Shaun gagged. Daisy had to agree. It would probably be pretty horrific. One side of boating that no one ever talked about was emptying the toilets, and though the modern system she used was a long way from the bucket of Yvonne’s past, it could still be a thoroughly unpleasant experience.

‘What about falling in the water? Have you ever done that?’ Daisy said, having realised there were questions she wanted to know from Yvonne too.

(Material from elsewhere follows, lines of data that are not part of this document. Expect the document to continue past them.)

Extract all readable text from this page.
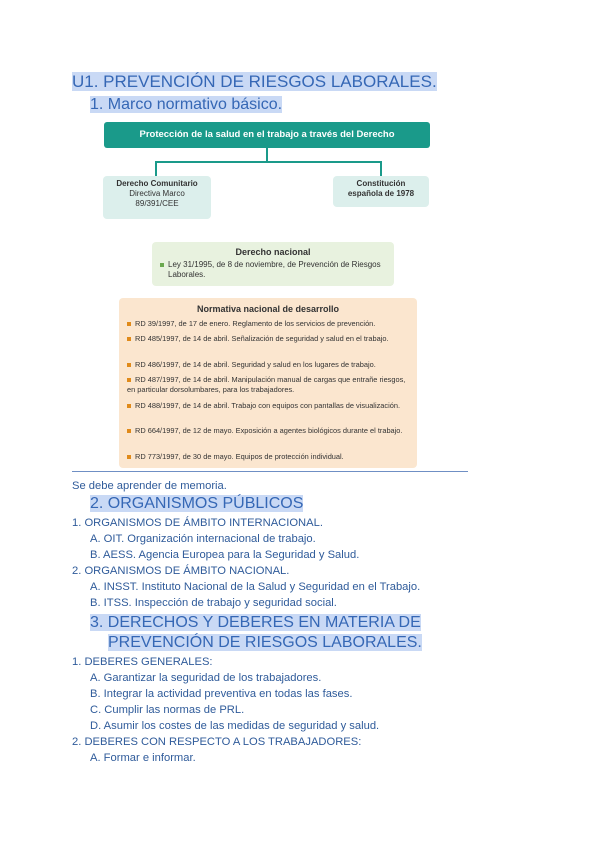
U1. PREVENCIÓN DE RIESGOS LABORALES.
1. Marco normativo básico.
Protección de la salud en el trabajo a través del Derecho
Derecho Comunitario
Directiva Marco
89/391/CEE
Constitución
española de 1978
Derecho nacional
Ley 31/1995, de 8 de noviembre, de Prevención de Riesgos
Laborales.
Normativa nacional de desarrollo
RD 39/1997, de 17 de enero. Reglamento de los servicios de prevención.
RD 485/1997, de 14 de abril. Señalización de seguridad y salud en el trabajo.
RD 486/1997, de 14 de abril. Seguridad y salud en los lugares de trabajo.
RD 487/1997, de 14 de abril. Manipulación manual de cargas que entrañe riesgos, en particular dorsolumbares, para los trabajadores.
RD 488/1997, de 14 de abril. Trabajo con equipos con pantallas de visualización.
RD 664/1997, de 12 de mayo. Exposición a agentes biológicos durante el trabajo.
RD 773/1997, de 30 de mayo. Equipos de protección individual.
Se debe aprender de memoria.
2. ORGANISMOS PÚBLICOS
1. ORGANISMOS DE ÁMBITO INTERNACIONAL.
A. OIT. Organización internacional de trabajo.
B. AESS. Agencia Europea para la Seguridad y Salud.
2. ORGANISMOS DE ÁMBITO NACIONAL.
A. INSST. Instituto Nacional de la Salud y Seguridad en el Trabajo.
B. ITSS. Inspección de trabajo y seguridad social.
3. DERECHOS Y DEBERES EN MATERIA DE
PREVENCIÓN DE RIESGOS LABORALES.
1. DEBERES GENERALES:
A. Garantizar la seguridad de los trabajadores.
B. Integrar la actividad preventiva en todas las fases.
C. Cumplir las normas de PRL.
D. Asumir los costes de las medidas de seguridad y salud.
2. DEBERES CON RESPECTO A LOS TRABAJADORES:
A. Formar e informar.
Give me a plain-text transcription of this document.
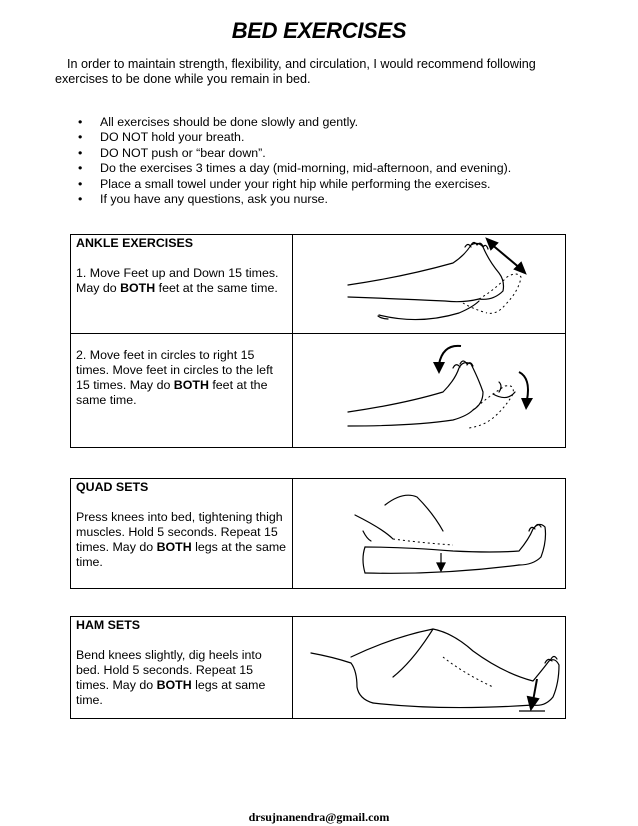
BED EXERCISES
In order to maintain strength, flexibility, and circulation, I would recommend following exercises to be done while you remain in bed.
• All exercises should be done slowly and gently.
• DO NOT hold your breath.
• DO NOT push or “bear down”.
• Do the exercises 3 times a day (mid-morning, mid-afternoon, and evening).
• Place a small towel under your right hip while performing the exercises.
• If you have any questions, ask you nurse.
ANKLE EXERCISES
1. Move Feet up and Down 15 times. May do BOTH feet at the same time.	

2. Move feet in circles to right 15 times. Move feet in circles to the left 15 times. May do BOTH feet at the same time.	
QUAD SETS
Press knees into bed, tightening thigh muscles. Hold 5 seconds. Repeat 15 times. May do BOTH legs at the same time.	
HAM SETS
Bend knees slightly, dig heels into bed. Hold 5 seconds. Repeat 15 times. May do BOTH legs at same time.	
drsujnanendra@gmail.com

‘Oh, yes, but mostly when I was a child, and it was always my fault. Not paying attention, you know. Most of the time, it was fine, but there was this one winter when I was an adult and I fell in. It was freezing, and I don’t mean that figuratively. It was absolutely freezing. Ice on the canal and everything. I can’t remember what I was doing now. Bringing shopping in, I think. Or maybe more wood for the burner. Anyway, I slipped on some ice and went straight off the towpath and into the canal. I couldn’t have been in the water for more than thirty seconds before Harry jumped in after me and pulled me out, but honestly, I didn’t think I’d ever get warm again. We sat there, right next to the log burner, the door closed so that the whole boat was filled with the smoke and heat and we were still shivering. Looking back, we probably should have called an ambulance, or at least taken ourselves in for a check-up, but people didn’t do that back then. And it was all right in the end. We snuggled together under one big blanket, totally starkers, trying to use each other’s warmth.’

Her eyes drifted off with the memory and Daisy knew that she was back there, in that smoke-filled canal boat, with her husband’s arms wrapped around her. The love of her life.

A sadness was seeping into the air and into Daisy, so she cleared her throat, hoping to say something to break the tension, when Shaun’s phone rang on the table.

Jumping up, he offered them both a broad smile.